Gyro continued anyway.
“You don’t even know it. Not really. Not properly. But it’s there. In your head. In everything after.”
He turned the glove again.
“You try to move on,” he added. “But it doesn’t move with you. It just… stays where it is. And you keep circling back.”
Sandman studied him.
“And her?” he asked.
Gyro exhaled softly, like the name itself was too sweet a word to behold. “Sugar Mountain.”
The name settled between them.
“She hasn’t said a word to you,” Sandman pointed out.
“I didn’t say she had.”
“She barely acknowledged you exist.”
“That’s not entirely true.”
Sandman gave him a look.
Gyro smirked faintly. “She gestured at me once.”
“That’s your foundation?”
“It’s enough.”
Sandman shook his head. “You’re building something out of nothing.”
“Not nothing,” Gyro said quietly.
Something flickered in his expression.
Brief.
Uncertain.
Then gone.
“Potential,” he added.
Sandman sighed. “You’re going to regret this.”
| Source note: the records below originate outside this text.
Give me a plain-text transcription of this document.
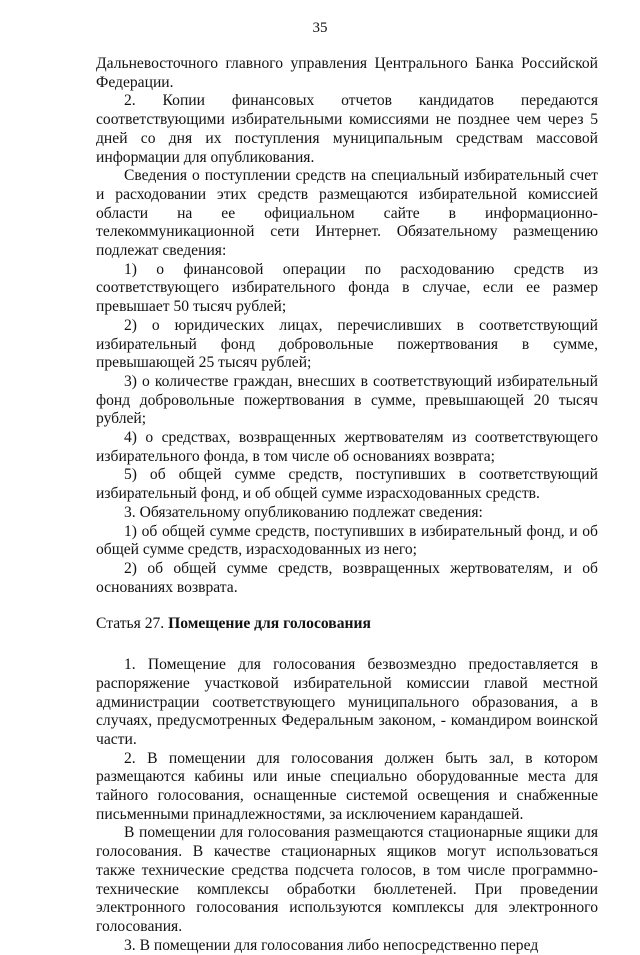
35

Дальневосточного главного управления Центрального Банка Российской Федерации.

2. Копии финансовых отчетов кандидатов передаются соответствующими избирательными комиссиями не позднее чем через 5 дней со дня их поступления муниципальным средствам массовой информации для опубликования.

Сведения о поступлении средств на специальный избирательный счет и расходовании этих средств размещаются избирательной комиссией области на ее официальном сайте в информационно-телекоммуникационной сети Интернет. Обязательному размещению подлежат сведения:

1) о финансовой операции по расходованию средств из соответствующего избирательного фонда в случае, если ее размер превышает 50 тысяч рублей;

2) о юридических лицах, перечисливших в соответствующий избирательный фонд добровольные пожертвования в сумме, превышающей 25 тысяч рублей;

3) о количестве граждан, внесших в соответствующий избирательный фонд добровольные пожертвования в сумме, превышающей 20 тысяч рублей;

4) о средствах, возвращенных жертвователям из соответствующего избирательного фонда, в том числе об основаниях возврата;

5) об общей сумме средств, поступивших в соответствующий избирательный фонд, и об общей сумме израсходованных средств.

3. Обязательному опубликованию подлежат сведения:

1) об общей сумме средств, поступивших в избирательный фонд, и об общей сумме средств, израсходованных из него;

2) об общей сумме средств, возвращенных жертвователям, и об основаниях возврата.

Статья 27. Помещение для голосования

1. Помещение для голосования безвозмездно предоставляется в распоряжение участковой избирательной комиссии главой местной администрации соответствующего муниципального образования, а в случаях, предусмотренных Федеральным законом, - командиром воинской части.

2. В помещении для голосования должен быть зал, в котором размещаются кабины или иные специально оборудованные места для тайного голосования, оснащенные системой освещения и снабженные письменными принадлежностями, за исключением карандашей.

В помещении для голосования размещаются стационарные ящики для голосования. В качестве стационарных ящиков могут использоваться также технические средства подсчета голосов, в том числе программно-технические комплексы обработки бюллетеней. При проведении электронного голосования используются комплексы для электронного голосования.

3. В помещении для голосования либо непосредственно перед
“Probably,” Gyro admitted.
“But not yet.”
Elsewhere, Pocoloco lounged comfortably, entirely removed from introspection.
“Yo!” he said as Gyro joined him later, “still obsessed?”
Gyro dropped into the seat across from him. “That’s a strong word.”
“It’s the correct one.”
“I prefer ‘focused.’”
Pocoloco grinned. “On a woman who does not care.”
Gyro leaned back. “Details.”
“Important ones.”
Gyro tilted his head. “You’re unusually invested in this.”
“I enjoy watching disasters form,” Pocoloco replied easily. “Yours is shaping up nicely.”
Gyro laughed under his breath.
“You talk like this ends badly,” he said.
Pocoloco shrugged. “Something ends badly for everyone. Not me, though, Yo!”
“That’s not reassuring.”
“It’s not meant to be.”
Gyro glanced down at the glove again.
Turned it once more.
Then set it aside.
“Maybe it won’t,” he said.
Pocoloco watched him for a moment.
Then smiled.
“Now that,” he said, “is the most dangerous thing you’ve said all day.”